Special Issue Information

Dear Colleagues,

We are inviting submissions to this Special Issue on “Knowledge Maps Applications and Future Perspectives”.

Knowledge maps are often the keystone of the most advanced frameworks and applications thanks to their ability to integrate different data sources and bridge the semantic gap between different types of data, both structured and unstructured.

The availability of knowledge maps will enable new possibilities to query, explore, visualize, and interact with information.

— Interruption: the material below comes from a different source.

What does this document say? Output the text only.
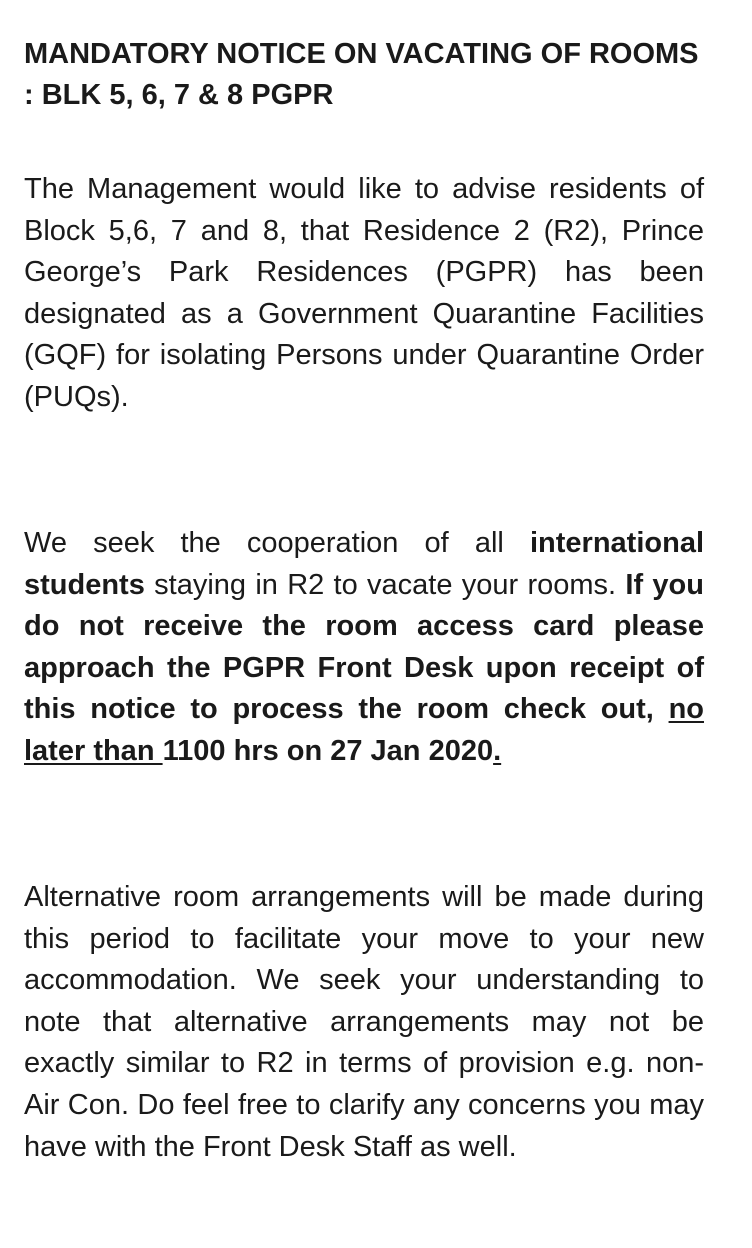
MANDATORY NOTICE ON VACATING OF ROOMS : BLK 5, 6, 7 & 8 PGPR

The Management would like to advise residents of Block 5,6, 7 and 8, that Residence 2 (R2), Prince George’s Park Residences (PGPR) has been designated as a Government Quarantine Facilities (GQF) for isolating Persons under Quarantine Order (PUQs).

We seek the cooperation of all international students staying in R2 to vacate your rooms. If you do not receive the room access card please approach the PGPR Front Desk upon receipt of this notice to process the room check out, no later than 1100 hrs on 27 Jan 2020.

Alternative room arrangements will be made during this period to facilitate your move to your new accommodation. We seek your understanding to note that alternative arrangements may not be exactly similar to R2 in terms of provision e.g. non-Air Con. Do feel free to clarify any concerns you may have with the Front Desk Staff as well.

This Special Issue is aimed at fostering new research on the concept of “knowledge maps”, i.e., mechanisms and models to represent large-scale information sources and data to demonstrate how knowledge maps can be leveraged in different tasks such as information retrieval, exploration, detection, and classification of data.

Today, the notion of “Big Data” and its related dimensions and problems touch many aspects of very different scientific areas. The idea of this issue is to integrate ideas from different communities and approaches, with the main objective of fostering shared views on the topic.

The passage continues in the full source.